Most rear speakers are able to be config to di/bi pole. Go with the sound that floats your boat
Personally if you are are close to the rear wall and speakers and are (listening position)just a fraction ahead them then dipole would be my first choice.
Living room layout?
My layout is as you suggest - the settee has to go against the back wall with the centre rears directly above.
I was using Mission 78ds' here, which were ok. Always wanting to improve, I read some opinions, including from Kef that strongly recomended monopoles in this position.
I sold my Missions (on this forum) and put up some Kef Q60s that I had stuck in a cupboard years ago.
These were not an improvement.
I know this position is the least important one for speakers but its still nice to get it right.
I had it in mind to get something weightier than my Q2ds as rears and use these as the centre rears but they stick out somewhat and would look like shelves directly above our heads. Therefore, asthetically, I like missions in this position as their dipoles are relatively flat (and available in white/silver which is less obtrusive over your head)
I am committed to going back to dipoles in this position. Anyone got any other reccomendations bearing in mind I want good quality but unobtrusive.
Also, still interested in suggestion as to what I could do to significantly improve on my Q2ds' as rears, bearing in mind they must integrate reasonably with my front 3 (Kef ref 2.2s' and ref 200c)
Cheers - Steve
Have you considered some 'in walls' ? M&K's ? Kef's are switchable between Di and Mono pole ( as are others, just using these as eg. ) so might be something to look at ? http://www.kef.com/products/ciseries/ci130ds.html
I hadn't thought about that.
Can you get the same quality out of 'in walls'.
Can they perform as well as speakers in specifically designed boxes/casings.
When you read manufacturers literature they go on about the 'structural integrity' and 'super dense, vibration deadening materials' etc, etc
I can see this opening a whole can of worms and lengthy debates.
IMO if you are prepared to spend the money you will get excellent sound.

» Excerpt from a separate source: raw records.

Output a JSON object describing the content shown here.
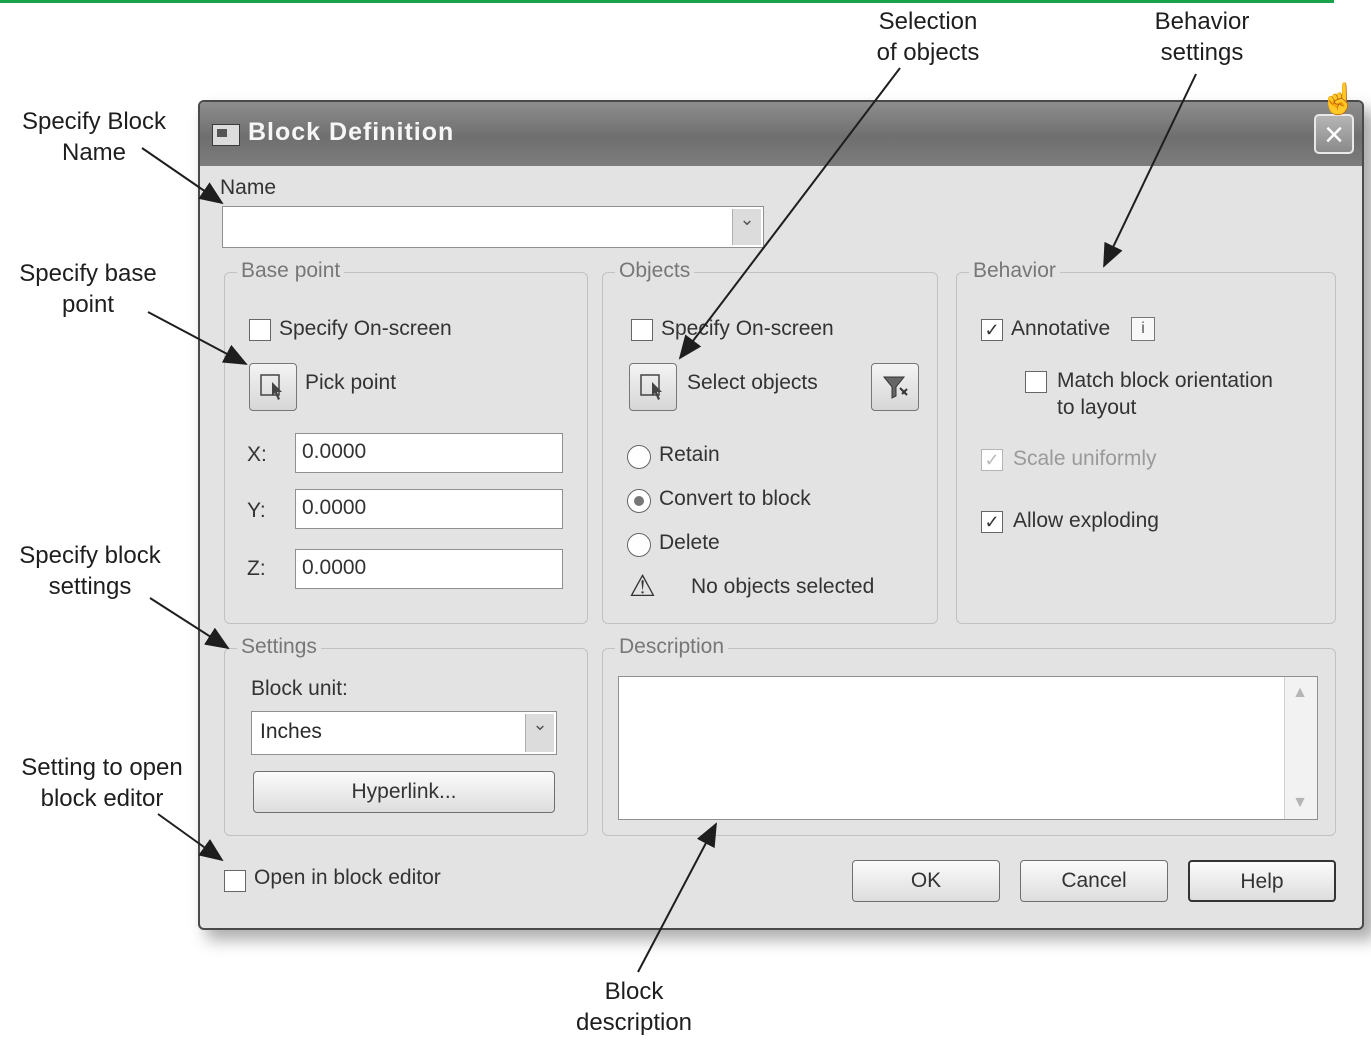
{
  "callouts": {
    "block_name": [
      "Specify Block",
      "Name"
    ],
    "base_point": [
      "Specify base",
      "point"
    ],
    "block_settings": [
      "Specify block",
      "settings"
    ],
    "open_editor": [
      "Setting to open",
      "block editor"
    ],
    "selection": [
      "Selection",
      "of objects"
    ],
    "behavior": [
      "Behavior",
      "settings"
    ],
    "description": [
      "Block",
      "description"
    ]
  },
  "dialog": {
    "title": "Block Definition",
    "close_icon": "×",
    "name_label": "Name",
    "name_value": ""
  },
  "base_point": {
    "title": "Base point",
    "specify_onscreen": "Specify On-screen",
    "specify_onscreen_checked": false,
    "pick_point": "Pick point",
    "x_label": "X:",
    "x_value": "0.0000",
    "y_label": "Y:",
    "y_value": "0.0000",
    "z_label": "Z:",
    "z_value": "0.0000"
  },
  "objects": {
    "title": "Objects",
    "specify_onscreen": "Specify On-screen",
    "specify_onscreen_checked": false,
    "select_objects": "Select objects",
    "retain": "Retain",
    "convert": "Convert to block",
    "delete": "Delete",
    "selected_option": "convert",
    "status": "No objects selected"
  },
  "behavior": {
    "title": "Behavior",
    "annotative": "Annotative",
    "annotative_checked": true,
    "match_orientation_line1": "Match block orientation",
    "match_orientation_line2": "to layout",
    "match_orientation_checked": false,
    "scale_uniformly": "Scale uniformly",
    "scale_uniformly_checked": true,
    "allow_exploding": "Allow exploding",
    "allow_exploding_checked": true
  },
  "settings": {
    "title": "Settings",
    "block_unit_label": "Block unit:",
    "block_unit_value": "Inches",
    "hyperlink": "Hyperlink..."
  },
  "description": {
    "title": "Description",
    "value": ""
  },
  "footer": {
    "open_in_editor": "Open in block editor",
    "open_in_editor_checked": false,
    "ok": "OK",
    "cancel": "Cancel",
    "help": "Help"
  },
  "icons": {
    "check": "✓",
    "dropdown": "⌄",
    "warning": "⚠",
    "info": "i",
    "scroll_up": "▲",
    "scroll_down": "▼",
    "hand": "☝"
  }
}
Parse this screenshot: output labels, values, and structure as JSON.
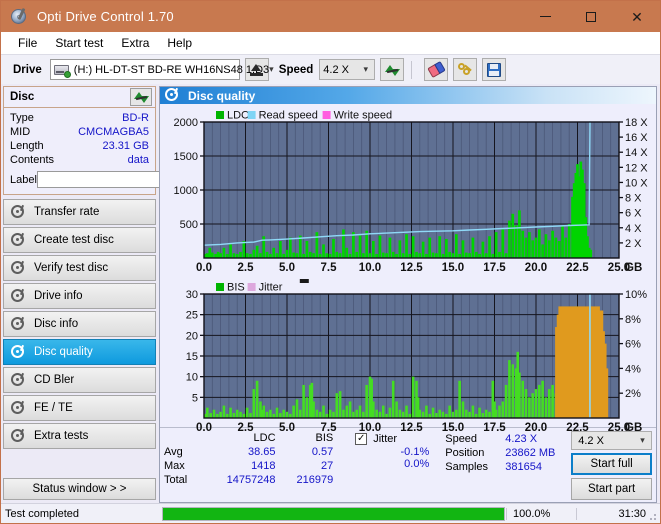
{
  "window": {
    "title": "Opti Drive Control 1.70",
    "title_icon": "disc-pen-icon",
    "minimize": "—",
    "maximize": "□",
    "close": "✕",
    "accent": "#c8794f"
  },
  "menu": {
    "items": [
      "File",
      "Start test",
      "Extra",
      "Help"
    ]
  },
  "toolbar": {
    "drive_label": "Drive",
    "drive_value": "(H:)  HL-DT-ST BD-RE  WH16NS48 1.D3",
    "eject_icon": "eject-icon",
    "speed_label": "Speed",
    "speed_value": "4.2 X",
    "refresh_icon": "refresh-icon",
    "erase_icon": "eraser-icon",
    "keys_icon": "keys-icon",
    "save_icon": "save-icon",
    "dropdown_arrow": "⌄"
  },
  "disc": {
    "header": "Disc",
    "refresh_icon": "refresh-icon",
    "rows": [
      {
        "key": "Type",
        "value": "BD-R"
      },
      {
        "key": "MID",
        "value": "CMCMAGBA5"
      },
      {
        "key": "Length",
        "value": "23.31 GB"
      },
      {
        "key": "Contents",
        "value": "data"
      }
    ],
    "label_key": "Label",
    "label_value": "",
    "label_placeholder": "",
    "cd_icon": "cd-icon"
  },
  "sidebar": {
    "items": [
      {
        "label": "Transfer rate",
        "active": false
      },
      {
        "label": "Create test disc",
        "active": false
      },
      {
        "label": "Verify test disc",
        "active": false
      },
      {
        "label": "Drive info",
        "active": false
      },
      {
        "label": "Disc info",
        "active": false
      },
      {
        "label": "Disc quality",
        "active": true
      },
      {
        "label": "CD Bler",
        "active": false
      },
      {
        "label": "FE / TE",
        "active": false
      },
      {
        "label": "Extra tests",
        "active": false
      }
    ],
    "status_button": "Status window > >"
  },
  "panel": {
    "title": "Disc quality",
    "icon": "disc-quality-icon"
  },
  "stats": {
    "col_headers": [
      "LDC",
      "BIS"
    ],
    "row_labels": [
      "Avg",
      "Max",
      "Total"
    ],
    "ldc": [
      "38.65",
      "1418",
      "14757248"
    ],
    "bis": [
      "0.57",
      "27",
      "216979"
    ],
    "jitter_label": "Jitter",
    "jitter_checked": "✓",
    "jitter_values": [
      "-0.1%",
      "0.0%"
    ],
    "speed_key": "Speed",
    "speed_value": "4.23 X",
    "position_key": "Position",
    "position_value": "23862 MB",
    "samples_key": "Samples",
    "samples_value": "381654",
    "speed_select": "4.2 X",
    "start_full": "Start full",
    "start_part": "Start part"
  },
  "statusbar": {
    "text": "Test completed",
    "progress": 100,
    "percent": "100.0%",
    "time": "31:30",
    "progress_color": "#12b512"
  },
  "chart_data": [
    {
      "id": "ldc-chart",
      "type": "area",
      "title": "Disc quality",
      "xlabel": "GB",
      "ylabel": "LDC",
      "xlim": [
        0,
        25
      ],
      "ylim": [
        0,
        2000
      ],
      "y2lim": [
        0,
        18
      ],
      "y2label": "X",
      "grid": true,
      "legend_position": "top-left",
      "legend": [
        {
          "name": "LDC",
          "color": "#00b400"
        },
        {
          "name": "Read speed",
          "color": "#7fd4f5"
        },
        {
          "name": "Write speed",
          "color": "#ff5ee0"
        }
      ],
      "xticks": [
        0.0,
        2.5,
        5.0,
        7.5,
        10.0,
        12.5,
        15.0,
        17.5,
        20.0,
        22.5,
        25.0
      ],
      "xticklabels": [
        "0.0",
        "2.5",
        "5.0",
        "7.5",
        "10.0",
        "12.5",
        "15.0",
        "17.5",
        "20.0",
        "22.5",
        "25.0"
      ],
      "yticks": [
        500,
        1000,
        1500,
        2000
      ],
      "yticklabels": [
        "500",
        "1000",
        "1500",
        "2000"
      ],
      "y2ticks": [
        2,
        4,
        6,
        8,
        10,
        12,
        14,
        16,
        18
      ],
      "y2ticklabels": [
        "2 X",
        "4 X",
        "6 X",
        "8 X",
        "10 X",
        "12 X",
        "14 X",
        "16 X",
        "18 X"
      ],
      "series": [
        {
          "name": "LDC",
          "color": "#00d400",
          "axis": "left",
          "x": [
            0.05,
            0.2,
            0.35,
            0.5,
            0.7,
            0.85,
            1.0,
            1.2,
            1.4,
            1.6,
            1.8,
            2.0,
            2.2,
            2.4,
            2.6,
            2.8,
            3.0,
            3.2,
            3.4,
            3.6,
            3.8,
            4.0,
            4.2,
            4.4,
            4.6,
            4.8,
            5.0,
            5.2,
            5.4,
            5.6,
            5.8,
            6.0,
            6.2,
            6.4,
            6.6,
            6.8,
            7.0,
            7.2,
            7.4,
            7.6,
            7.8,
            8.0,
            8.2,
            8.4,
            8.6,
            8.8,
            9.0,
            9.2,
            9.4,
            9.6,
            9.8,
            10.0,
            10.2,
            10.4,
            10.6,
            10.8,
            11.0,
            11.2,
            11.4,
            11.6,
            11.8,
            12.0,
            12.2,
            12.4,
            12.6,
            12.8,
            13.0,
            13.2,
            13.4,
            13.6,
            13.8,
            14.0,
            14.2,
            14.4,
            14.6,
            14.8,
            15.0,
            15.2,
            15.4,
            15.6,
            15.8,
            16.0,
            16.2,
            16.4,
            16.6,
            16.8,
            17.0,
            17.2,
            17.4,
            17.6,
            17.8,
            18.0,
            18.2,
            18.4,
            18.6,
            18.8,
            19.0,
            19.2,
            19.4,
            19.6,
            19.8,
            20.0,
            20.2,
            20.4,
            20.6,
            20.8,
            21.0,
            21.2,
            21.4,
            21.6,
            21.8,
            22.0,
            22.2,
            22.3,
            22.4,
            22.5,
            22.6,
            22.7,
            22.8,
            22.9,
            23.0,
            23.1,
            23.2,
            23.3
          ],
          "y": [
            60,
            70,
            150,
            80,
            60,
            90,
            70,
            150,
            60,
            200,
            70,
            60,
            90,
            250,
            70,
            60,
            120,
            180,
            70,
            320,
            90,
            60,
            150,
            70,
            250,
            60,
            120,
            300,
            80,
            70,
            330,
            60,
            250,
            90,
            70,
            380,
            60,
            200,
            70,
            60,
            280,
            90,
            70,
            420,
            150,
            60,
            380,
            90,
            330,
            70,
            400,
            70,
            250,
            60,
            330,
            80,
            70,
            300,
            90,
            60,
            260,
            70,
            350,
            60,
            320,
            90,
            70,
            240,
            60,
            300,
            80,
            70,
            320,
            60,
            280,
            90,
            70,
            350,
            60,
            260,
            80,
            70,
            300,
            90,
            60,
            240,
            70,
            320,
            60,
            380,
            90,
            420,
            70,
            550,
            650,
            480,
            700,
            400,
            300,
            380,
            260,
            300,
            420,
            200,
            350,
            260,
            400,
            300,
            250,
            480,
            300,
            500,
            900,
            1100,
            1250,
            1380,
            1200,
            1418,
            1300,
            1100,
            600,
            320,
            150,
            120
          ]
        },
        {
          "name": "Read speed",
          "color": "#8fd9f7",
          "axis": "right",
          "x": [
            0.0,
            1.0,
            2.0,
            3.0,
            3.5,
            4.0,
            5.0,
            6.0,
            7.0,
            8.0,
            9.0,
            10.0,
            11.0,
            12.0,
            13.0,
            14.0,
            15.0,
            16.0,
            17.0,
            18.0,
            19.0,
            20.0,
            21.0,
            22.0,
            22.8,
            23.2,
            23.25,
            23.3
          ],
          "y": [
            1.7,
            1.8,
            2.0,
            2.1,
            2.35,
            2.4,
            2.5,
            2.65,
            2.8,
            2.95,
            3.05,
            3.2,
            3.3,
            3.4,
            3.5,
            3.55,
            3.6,
            3.7,
            3.8,
            3.9,
            4.0,
            4.1,
            4.2,
            4.3,
            4.35,
            4.4,
            18.0,
            18.0
          ]
        }
      ]
    },
    {
      "id": "bis-chart",
      "type": "area",
      "xlabel": "GB",
      "ylabel": "BIS",
      "xlim": [
        0,
        25
      ],
      "ylim": [
        0,
        30
      ],
      "y2lim": [
        0,
        10
      ],
      "y2label": "%",
      "grid": true,
      "legend_position": "top-left",
      "legend": [
        {
          "name": "BIS",
          "color": "#00b400"
        },
        {
          "name": "Jitter",
          "color": "#dda8dd"
        }
      ],
      "xticks": [
        0.0,
        2.5,
        5.0,
        7.5,
        10.0,
        12.5,
        15.0,
        17.5,
        20.0,
        22.5,
        25.0
      ],
      "xticklabels": [
        "0.0",
        "2.5",
        "5.0",
        "7.5",
        "10.0",
        "12.5",
        "15.0",
        "17.5",
        "20.0",
        "22.5",
        "25.0"
      ],
      "yticks": [
        5,
        10,
        15,
        20,
        25,
        30
      ],
      "yticklabels": [
        "5",
        "10",
        "15",
        "20",
        "25",
        "30"
      ],
      "y2ticks": [
        2,
        4,
        6,
        8,
        10
      ],
      "y2ticklabels": [
        "2%",
        "4%",
        "6%",
        "8%",
        "10%"
      ],
      "series": [
        {
          "name": "BIS",
          "color": "#44dd22",
          "axis": "left",
          "x": [
            0.05,
            0.2,
            0.4,
            0.6,
            0.8,
            1.0,
            1.2,
            1.4,
            1.6,
            1.8,
            2.0,
            2.2,
            2.4,
            2.6,
            2.8,
            3.0,
            3.2,
            3.4,
            3.5,
            3.6,
            3.8,
            4.0,
            4.2,
            4.4,
            4.6,
            4.8,
            5.0,
            5.2,
            5.4,
            5.6,
            5.8,
            6.0,
            6.2,
            6.4,
            6.5,
            6.6,
            6.8,
            7.0,
            7.2,
            7.4,
            7.6,
            7.8,
            8.0,
            8.2,
            8.4,
            8.6,
            8.8,
            9.0,
            9.2,
            9.4,
            9.6,
            9.8,
            10.0,
            10.1,
            10.2,
            10.4,
            10.6,
            10.8,
            11.0,
            11.2,
            11.4,
            11.6,
            11.8,
            12.0,
            12.2,
            12.4,
            12.6,
            12.8,
            12.9,
            13.0,
            13.2,
            13.4,
            13.6,
            13.8,
            14.0,
            14.2,
            14.4,
            14.6,
            14.8,
            15.0,
            15.2,
            15.4,
            15.6,
            15.8,
            16.0,
            16.2,
            16.4,
            16.6,
            16.8,
            17.0,
            17.2,
            17.4,
            17.5,
            17.6,
            17.8,
            18.0,
            18.2,
            18.4,
            18.6,
            18.8,
            18.9,
            19.0,
            19.2,
            19.4,
            19.6,
            19.8,
            20.0,
            20.2,
            20.4,
            20.6,
            20.8,
            21.0,
            21.2,
            21.4,
            21.6,
            21.8,
            22.0,
            22.2,
            22.4,
            22.5,
            22.6,
            22.7,
            22.8,
            22.9,
            23.0,
            23.1,
            23.2,
            23.3
          ],
          "y": [
            1,
            2.5,
            1.2,
            2,
            1,
            1.5,
            3,
            1,
            2.5,
            1.2,
            2,
            1.5,
            1,
            2.5,
            1.2,
            7,
            9,
            4,
            2,
            3,
            1.5,
            2,
            1,
            2.5,
            1.2,
            2,
            1.5,
            1,
            3,
            4.5,
            2,
            8,
            5,
            8,
            8.5,
            4,
            2,
            1.5,
            3,
            1,
            2,
            1.5,
            6,
            6.5,
            2,
            3,
            4,
            1.5,
            2,
            3,
            1.5,
            8,
            10,
            9.5,
            4,
            2,
            1.5,
            3,
            1,
            2.5,
            9,
            4,
            2,
            1.5,
            3,
            1,
            10,
            9,
            5,
            2,
            1.5,
            3,
            1,
            2.5,
            1.2,
            2,
            1.5,
            1,
            3,
            1.5,
            2,
            9,
            4,
            2,
            1.5,
            3,
            1,
            2.5,
            1.2,
            2,
            1.5,
            9,
            4,
            2,
            3,
            4,
            8,
            14,
            13,
            12,
            16,
            11,
            9,
            7,
            5,
            6,
            7,
            8,
            9,
            5,
            7,
            8,
            6,
            9,
            8,
            7,
            6,
            26,
            27,
            22,
            24,
            20,
            18,
            16,
            14,
            5,
            3
          ]
        },
        {
          "name": "Jitter",
          "color": "#e09a1e",
          "axis": "left",
          "x": [
            22.4,
            22.5,
            22.6,
            22.7,
            22.8,
            22.9,
            23.0,
            23.1
          ],
          "y": [
            22,
            25,
            27,
            24,
            26,
            21,
            18,
            12
          ]
        },
        {
          "name": "Read speed marker",
          "color": "#8fd9f7",
          "axis": "left",
          "x": [
            23.25,
            23.25
          ],
          "y": [
            0,
            30
          ]
        }
      ]
    }
  ]
}
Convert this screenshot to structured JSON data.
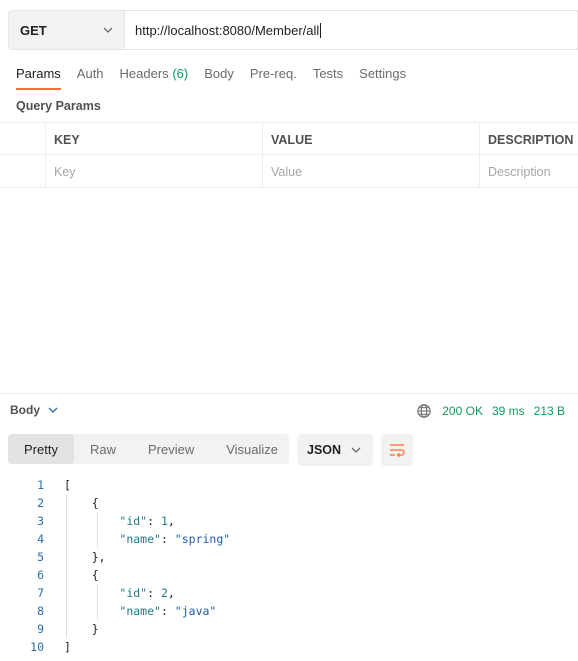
{
  "request": {
    "method": "GET",
    "url": "http://localhost:8080/Member/all"
  },
  "tabs": [
    {
      "label": "Params"
    },
    {
      "label": "Auth"
    },
    {
      "label": "Headers",
      "count": "(6)"
    },
    {
      "label": "Body"
    },
    {
      "label": "Pre-req."
    },
    {
      "label": "Tests"
    },
    {
      "label": "Settings"
    }
  ],
  "query_params": {
    "title": "Query Params",
    "headers": [
      "KEY",
      "VALUE",
      "DESCRIPTION"
    ],
    "placeholders": [
      "Key",
      "Value",
      "Description"
    ]
  },
  "response": {
    "body_label": "Body",
    "status": "200 OK",
    "time": "39 ms",
    "size": "213 B",
    "formats": [
      "Pretty",
      "Raw",
      "Preview",
      "Visualize"
    ],
    "active_format": "Pretty",
    "language": "JSON"
  },
  "code_lines": [
    {
      "n": "1",
      "text": "["
    },
    {
      "n": "2",
      "text": "    {"
    },
    {
      "n": "3",
      "text": "        \"id\": 1,"
    },
    {
      "n": "4",
      "text": "        \"name\": \"spring\""
    },
    {
      "n": "5",
      "text": "    },"
    },
    {
      "n": "6",
      "text": "    {"
    },
    {
      "n": "7",
      "text": "        \"id\": 2,"
    },
    {
      "n": "8",
      "text": "        \"name\": \"java\""
    },
    {
      "n": "9",
      "text": "    }"
    },
    {
      "n": "10",
      "text": "]"
    }
  ],
  "colors": {
    "accent": "#ff6c37",
    "success": "#0e9c5e"
  },
  "icons": {
    "method_dropdown": "chevron-down-icon",
    "body_dropdown": "chevron-down-icon",
    "network": "globe-icon",
    "wrap": "wrap-lines-icon"
  }
}
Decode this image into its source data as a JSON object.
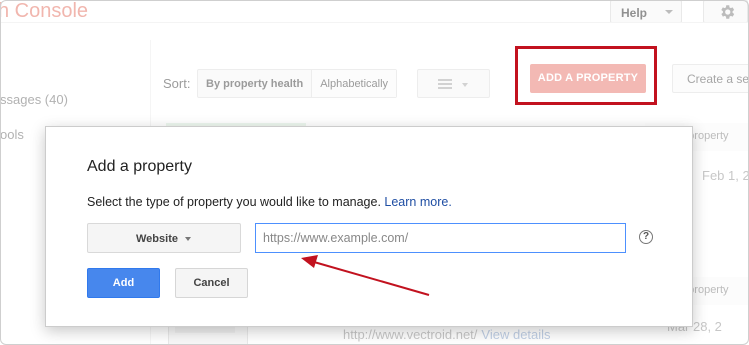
{
  "app": {
    "brand": "h Console",
    "help_label": "Help",
    "sidebar": {
      "messages": "ssages (40)",
      "tools": "ools"
    },
    "sort_label": "Sort:",
    "sort_options": [
      "By property health",
      "Alphabetically"
    ],
    "add_property_label": "ADD A PROPERTY",
    "create_set_label": "Create a set",
    "card_label_1": "e property",
    "date_1": "Feb 1, 2",
    "card_label_2": "e property",
    "date_2": "Mar 28, 2",
    "bottom_url": "http://www.vectroid.net/",
    "bottom_link": "View details"
  },
  "dialog": {
    "title": "Add a property",
    "prompt": "Select the type of property you would like to manage.",
    "learn_more": "Learn more.",
    "type_selected": "Website",
    "url_placeholder": "https://www.example.com/",
    "url_value": "",
    "help_icon_glyph": "?",
    "add_label": "Add",
    "cancel_label": "Cancel"
  },
  "colors": {
    "primary_button": "#4787ed",
    "highlight": "#c2121f",
    "add_property_button": "#f3b9b4",
    "link": "#1f4ea3"
  }
}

M&K have an undisputed pedigree and my bet would be that their 'in walls' would out perform many 'box/cabinet' speakers. I havent heard the kefs but have seen them and look well constructed like all their others.
This gives a more technical look at the 'in walls'
Anyone else got first hand experience ??
Sorry Steve N
One more thing, check this post I found on this forum.
Thanks again. Looks like ive got some homework to do.